La sua pratica lavorativa è basata sul riutilizzo pratico e iconico di elementi tra i più diversificati e inconsueti. Dai capelli umani alla cenere – di rimembranza kieferiana, ma con una drammaticità femminile e naturale immediatamente riconducibile all’artista indiana e al suo contesto di appartenenza -, da polveri naturali e pigmenti fino allo sterco degli animali. E poi tessuti, sterpaglie, legni, rocce, terra. Elementi recuperati, altri naturali, che la Gowda riprende creando dei veri e propri rituali compositivi che costruiscono piccoli e grandi ambienti, o tracce di questi, nello spazio in cui è chiamata a intervenire.
Alla Tate Modern di Londra, ad esempio, è impossibile non passare senza emozione nella sala dedicata all’installazione Behold (2009), costituita da lunghe, alte e inquietanti corde realizzate con fitti capelli neri, che scendono dal soffitto aggrovigliandosi come grandi gomitoli senza bobina, creando reti, forme di liane o fili da cui pare che qualcuno sia scappato. Gli stessi grossi fili neri, con uno spessore notevole fatto appunto di capelli, da un alto della stanza sono bloccati, fissati attorno a sbarre in ferro. La freddezza della materia che blocca le creazioni in movimento è un contrappunto di impatto quasi drammatico.
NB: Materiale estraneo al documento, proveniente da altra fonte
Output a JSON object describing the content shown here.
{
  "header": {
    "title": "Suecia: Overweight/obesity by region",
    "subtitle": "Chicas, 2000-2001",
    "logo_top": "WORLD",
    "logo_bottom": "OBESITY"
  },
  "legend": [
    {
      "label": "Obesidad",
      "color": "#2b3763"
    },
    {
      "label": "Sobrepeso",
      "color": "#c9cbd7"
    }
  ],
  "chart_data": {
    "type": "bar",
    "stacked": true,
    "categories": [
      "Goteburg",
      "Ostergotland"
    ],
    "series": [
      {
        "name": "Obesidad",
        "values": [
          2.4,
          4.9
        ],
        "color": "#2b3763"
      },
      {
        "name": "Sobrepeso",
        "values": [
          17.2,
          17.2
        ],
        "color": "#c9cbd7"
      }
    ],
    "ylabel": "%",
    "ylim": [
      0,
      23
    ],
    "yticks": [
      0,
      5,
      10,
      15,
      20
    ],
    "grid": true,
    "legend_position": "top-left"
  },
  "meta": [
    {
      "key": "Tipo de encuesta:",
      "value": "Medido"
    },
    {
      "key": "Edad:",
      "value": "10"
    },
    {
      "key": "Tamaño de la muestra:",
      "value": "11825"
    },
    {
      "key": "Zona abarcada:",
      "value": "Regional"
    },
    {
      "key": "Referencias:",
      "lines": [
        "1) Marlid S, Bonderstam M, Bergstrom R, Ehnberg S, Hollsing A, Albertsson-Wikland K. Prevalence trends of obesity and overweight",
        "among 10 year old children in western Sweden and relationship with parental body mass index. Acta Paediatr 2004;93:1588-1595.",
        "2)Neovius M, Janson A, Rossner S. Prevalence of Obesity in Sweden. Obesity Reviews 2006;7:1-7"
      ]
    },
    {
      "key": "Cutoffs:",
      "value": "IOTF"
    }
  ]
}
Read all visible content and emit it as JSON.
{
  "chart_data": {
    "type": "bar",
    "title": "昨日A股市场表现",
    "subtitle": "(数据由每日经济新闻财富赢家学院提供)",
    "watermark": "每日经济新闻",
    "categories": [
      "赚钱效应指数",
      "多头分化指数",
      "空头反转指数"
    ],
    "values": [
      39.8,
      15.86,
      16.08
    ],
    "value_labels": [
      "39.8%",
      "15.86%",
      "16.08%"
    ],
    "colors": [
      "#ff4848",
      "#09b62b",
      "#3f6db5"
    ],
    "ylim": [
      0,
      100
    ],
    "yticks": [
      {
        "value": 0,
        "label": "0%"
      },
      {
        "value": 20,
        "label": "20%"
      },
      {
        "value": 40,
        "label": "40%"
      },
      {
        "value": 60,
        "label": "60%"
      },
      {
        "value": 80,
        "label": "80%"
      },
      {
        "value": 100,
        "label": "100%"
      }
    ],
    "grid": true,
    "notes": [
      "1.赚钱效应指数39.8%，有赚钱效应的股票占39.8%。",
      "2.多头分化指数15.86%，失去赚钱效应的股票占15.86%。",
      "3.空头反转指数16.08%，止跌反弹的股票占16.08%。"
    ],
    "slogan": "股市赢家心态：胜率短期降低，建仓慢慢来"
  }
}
Di contrappunti è costituita la densa mostra personale realizzata appositamente per l’imponente spazio delle Navate di Hangar Bicocca, dove le curatrici Nuria Enguita e Lucia Aspesi sviluppano un percorso espositivo selezionando una serie di lavori caratterizzanti della ricerca artistica di oltre vent’anni di Sheela Gowda, per la prima volta in Italia con una retrospettiva. Una selezione di opere datata dal 1996 con installazioni materiche, tessuti, acquerelli e stampe, oltre che un corpo di lavori realizzati ad hoc per lo spazio milanese. Un confronto estetico e interiore forte, quello che si percepisce sul percorso: da un lato l’energica femminilità scrutabile dalla forza e raffinatezza nella scelta dei materiali, dall’altro la freddezza spirituale dello spazio grigio di Hangar. Attendiamo dunque una mostra rituale interamente pensata in grande per Milano.